You wait for what feels like years, then couple of in the wild releases appear that put the same pattern into practice within a few weeks of each other!
A couple of years ago, whilst pondering ways of bundling Jupyter Book content in a desktop electron app to try to get round the need for separate webserver to serve the content, I observed:
Looking around, a lot of electron apps seem to require the additional installation of Python environments on host that are then called from the electron app. Finding a robust recipe for bundling Python environments within electron apps would be really useful I think?
Fragment – Jupyter Book Electron App, ouseful.info, May, 2019
And suddenly, in a couple of the projects I track, this now seems to be A Thing.
For example, datasette-app
(Mac only at the moment?) bundles a Python environment and a datasette server in an electron app to give you a handy cross-desktop application for playing with datasette.
I need to do a proper review of this app…
Simon Willison’s extensive developer notes, tracked in Github Issues and PRs, tell the tale. For example:
- Build Datasette with PyInstaller and bundle it into an installable Electron app;
- Bundle Python, create virtual environment and install datasette on startup;
- Bundle
spatialite
(e.g. how to handle various o/s dependencies).
And from a repo that appeared to have gone stale, jupyterlab-app
gets an initial release as an electon app bundling an Anaconda environment with some handy packages pre-installed (announcement; cross-platform (Mac, Linux, Windows)).
Naively double-clicking the downloaded JupyterLab-app installer to open raises a not helpful dialog:
To make progress, you need to list the app in a Mac Finder window, right-click it and Open, at which point you get a dialog that is a little more helpful:
The download for the JupyterLab-app (Mac) installer was about 300MB, which expands to an installed size of at least double that:
The installation (which requires an admin user password?) takes some time so I’m wondering if load of other things get downloaded and installed as part of the installation process….
Hmmm… on a first run, the app opens up some notebooks that I think I may have been running in another JupyterLab session from a local server – has it actually picked up that JupyterLab workspace context? The announcement post said it shipped with its own conda environment? So where has it picked up a directory path from?
Hmmm… it seems to have found my other kernels too… But I don’t see a new one for the environment, and kernel, it ships with?

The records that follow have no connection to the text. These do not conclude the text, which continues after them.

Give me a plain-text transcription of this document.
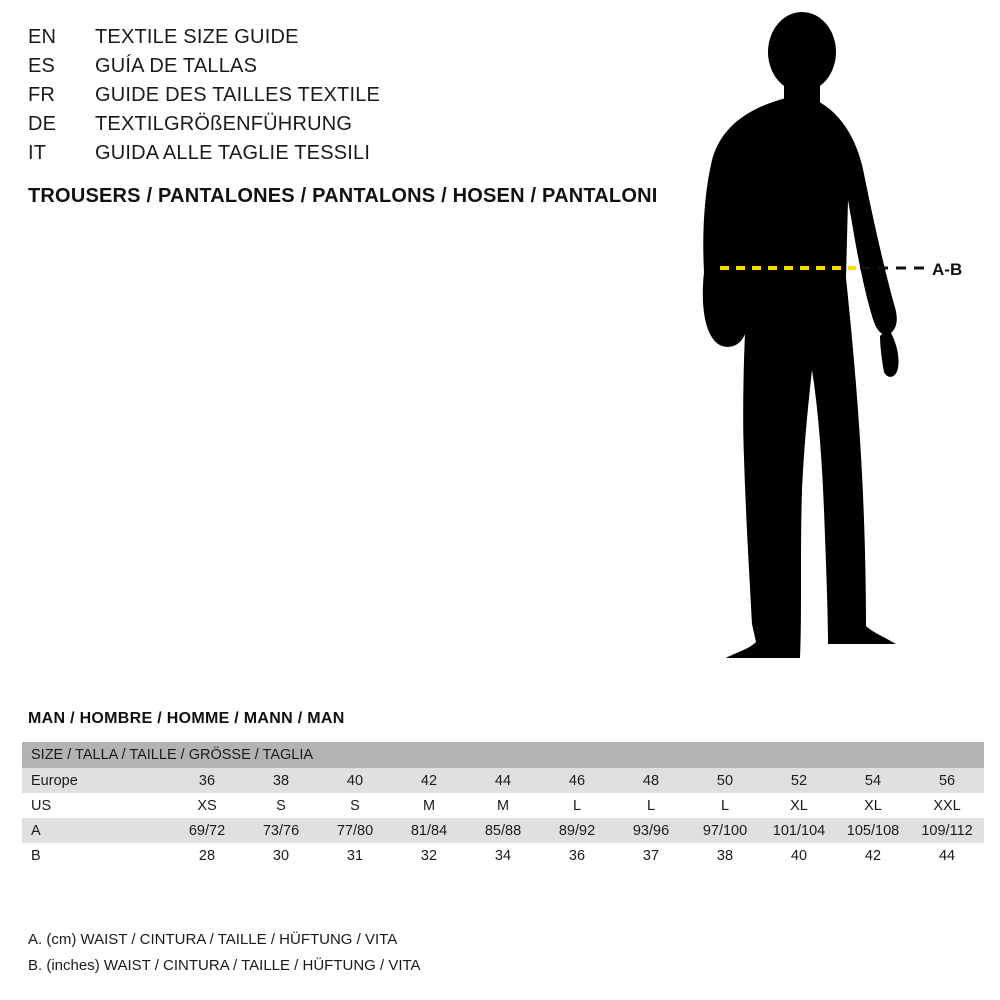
EN	TEXTILE SIZE GUIDE
ES	GUÍA DE TALLAS
FR	GUIDE DES TAILLES TEXTILE
DE	TEXTILGRÖßENFÜHRUNG
IT	GUIDA ALLE TAGLIE TESSILI
TROUSERS / PANTALONES / PANTALONS / HOSEN / PANTALONI
A-B
MAN / HOMBRE / HOMME / MANN / MAN
SIZE / TALLA / TAILLE / GRÖSSE / TAGLIA											
Europe	36	38	40	42	44	46	48	50	52	54	56
US	XS	S	S	M	M	L	L	L	XL	XL	XXL
A	69/72	73/76	77/80	81/84	85/88	89/92	93/96	97/100	101/104	105/108	109/112
B	28	30	31	32	34	36	37	38	40	42	44
A. (cm) WAIST / CINTURA / TAILLE / HÜFTUNG / VITA
B. (inches) WAIST / CINTURA / TAILLE / HÜFTUNG / VITA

Opening the Python 3 (ipykernel) environment appears to give me a kernel that has shipped with the application:
import site
site.getsitepackages()
I wonder if there is a name clash with a pre-existing external kernel, the kernel that ships with the JupyterLab app it uses it’s local one, otherwise it uses the other kernels it can find?

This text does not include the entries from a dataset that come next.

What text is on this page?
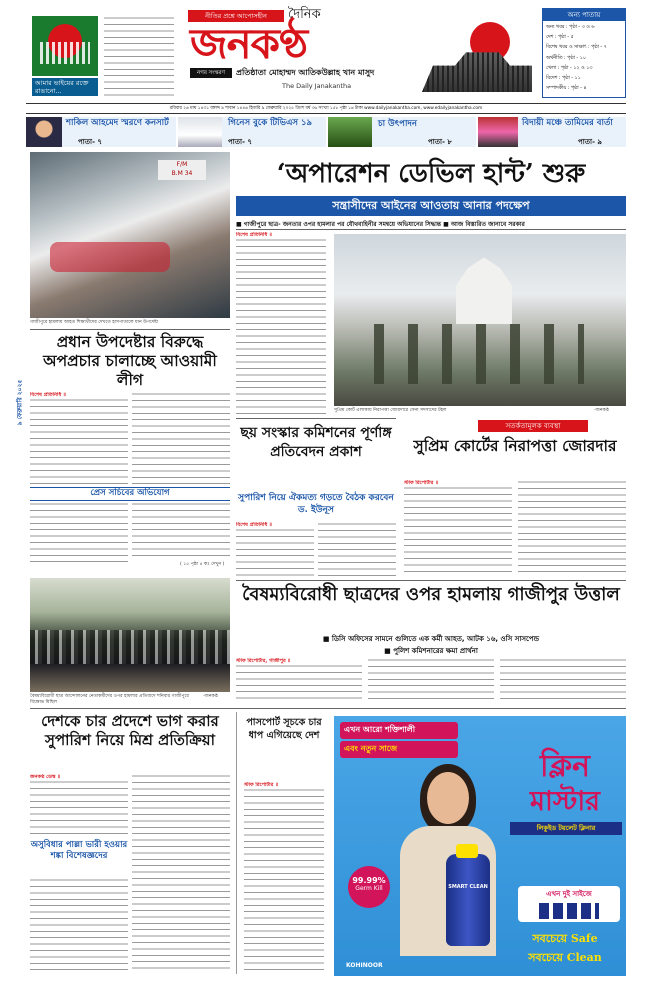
আমার ভাইয়ের রক্তে রাঙানো...
নীতির প্রশ্নে আপোসহীন	দৈনিক
জনকণ্ঠ
নগর সংস্করণ	প্রতিষ্ঠাতা মোহাম্মদ আতিকউল্লাহ খান মাসুদ
The Daily Janakantha
অন্য পাতায়
অন্য খবর : পৃষ্ঠা - ৩ ও ৬
দেশ : পৃষ্ঠা - ৫
বিশেষ খবর ও সাক্ষাৎ : পৃষ্ঠা - ৭
অর্থনীতি : পৃষ্ঠা - ১০
খেলা : পৃষ্ঠা - ১২ ও ১৩
বিদেশ : পৃষ্ঠা - ১১
সম্পাদকীয় : পৃষ্ঠা - ৪
রবিবার ২৬ মাঘ ১৪৩১ বঙ্গাব্দ ৯ শাবান ১৪৪৬ হিজরি ৯ ফেব্রুয়ারি ২০২৫ ত্রিংশ বর্ষ ৩৬ সংখ্যা ১৫৮ পৃষ্ঠা ১৬ টাকা www.dailyjanakantha.com, www.edailyjanakantha.com
শাকিল আহমেদ স্মরণে কনসার্ট
পাতা- ৭
গিনেস বুকে টিভিএস ১৯
পাতা- ৭
চা উৎপাদন
পাতা- ৮
বিদায়ী মঞ্চে তামিমের বার্তা
পাতা- ৯
F/M
B.M 34
গাজীপুরে হামলায় আহত শিক্ষার্থীদের দেখতে হাসপাতালে যান উপদেষ্টা
‘অপারেশন ডেভিল হান্ট’ শুরু
সন্ত্রাসীদের আইনের আওতায় আনার পদক্ষেপ
■ গাজীপুরে ছাত্র- জনতার ওপর হামলার পর যৌথবাহিনীর সমন্বয়ে অভিযানের সিদ্ধান্ত ■ আজ বিস্তারিত জানাবে সরকার
বিশেষ প্রতিনিধি ॥
সুপ্রিম কোর্ট এলাকায় নিরাপত্তা জোরদারে সেনা সদস্যদের টহল	-জনকণ্ঠ
প্রধান উপদেষ্টার বিরুদ্ধে অপপ্রচার চালাচ্ছে আওয়ামী লীগ
বিশেষ প্রতিনিধি ॥
প্রেস সচিবের অভিযোগ
( ১৫ পৃষ্ঠা ৪ কঃ দেখুন )
৯ ফেব্রুয়ারি ২০২৫
ছয় সংস্কার কমিশনের পূর্ণাঙ্গ প্রতিবেদন প্রকাশ
সুপারিশ নিয়ে ঐকমত্য গড়তে বৈঠক করবেন ড. ইউনূস
বিশেষ প্রতিনিধি ॥
সতর্কতামূলক ব্যবস্থা
সুপ্রিম কোর্টের নিরাপত্তা জোরদার
স্টাফ রিপোর্টার ॥
বৈষম্যবিরোধী ছাত্র আন্দোলনের নেতাকর্মীদের ওপর হামলার প্রতিবাদে শনিবার গাজীপুরে বিক্ষোভ মিছিল
-জনকণ্ঠ
বৈষম্যবিরোধী ছাত্রদের ওপর হামলায় গাজীপুর উত্তাল
■ ডিসি অফিসের সামনে গুলিতে এক কর্মী আহত, আটক ১৬, ওসি সাসপেন্ড
■ পুলিশ কমিশনারের ক্ষমা প্রার্থনা
স্টাফ রিপোর্টার, গাজীপুর ॥
দেশকে চার প্রদেশে ভাগ করার সুপারিশ নিয়ে মিশ্র প্রতিক্রিয়া
জনকণ্ঠ ডেস্ক ॥
অসুবিধার পাল্লা ভারী হওয়ার শঙ্কা বিশেষজ্ঞদের
পাসপোর্ট সূচকে চার ধাপ এগিয়েছে দেশ
স্টাফ রিপোর্টার ॥
এখন আরো শক্তিশালী
এবং নতুন সাজে
SMART CLEAN
99.99%
Germ Kill
ক্লিন
মাস্টার
লিকুইড টয়লেট ক্লিনার
এখন দুই সাইজে
সবচেয়ে Safe
সবচেয়ে Clean
KOHINOOR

Hmmm… seems like trying to run the other Python kernels gets stuck trying to connect and then freezes the app. But I can connect to the R kernel, which looks like it’s the “external” kernel based on where it thinks the packages are installed (retrieved via the R .libPaths()
lookup):
Something else that might be handy would be the ability to connect to a remote server and launch a remote kernel, or launch and connect to a MyBinder kernel…
I also note that if I open several notebooks in the app, then in my browser launch a new JupyterLab session, the open notebooks in the app appear as open notebooks in the browser JupyterLab UI: so workspaces are shared? That really really sucks. Sucks double. Not only are the workspaces messing each other up, but it means not only that the same notebook is open in two environments (causing write conflicts) but those environments are also using different kernels for the same notebook. Wrong. Wrong. Wrong!;-)
But a handy start… and possibly a useful way of shipping simple environments to students, at least, once the signing issues are fixed. (For a related discussion on signing Mac apps, see @simonw’s TIL tale, “Signing and notarizing an Electron app for distribution using GitHub Actions” and this related JupyterLab-app issue.)
I also wonder: as the electron app bundles conda, could it also ship postgres as a callable database inside the app? Postgres is available via conda, after all..
Hmm… thinks… did I also see somewhere discussion about a possible JuypterLite app that would use WASM kernels rather than eg bundling conda or accessing local Jupyyter servers? And I wonder… how much of the JupyterLab-App repo could be lifted and used to directly wrap RetroLab? Or maybe, the JupyterLab app could have a button to switch to RetroLab view, and vice versa?
Hmm… I wonder… the jupyter-server/jupyter_releaser
package looks to be providing support for automating builds and release generators for templated Jupyter projects… How tightly are apps bound into electron packages? How easy would it be to have a releaser to wrap an app in an electron package with a specfied conda distribution (an “electron-py-app proxy” into which you could drop your jupyter framework app?)
PS whilst tinkering with the fragment describing a Jupyter Book Electron App, I wrapped a Jupyter book in an electron app to remove the need for a web server to serve the book. That post also briefly also explored the possibility of providing live code execution via a thebe connected local server, as well as mooting the possibilty of executing the code via pyodide. I wonder if the JupyterLab-app, and or the datasette-app, have elecron+py components cleanly separated from the app code components. How easy would it be to take one or other of those components to create an electron app bundled with a py/jupyter server that could support live code execution from the Jupyer Book also inside the electron app?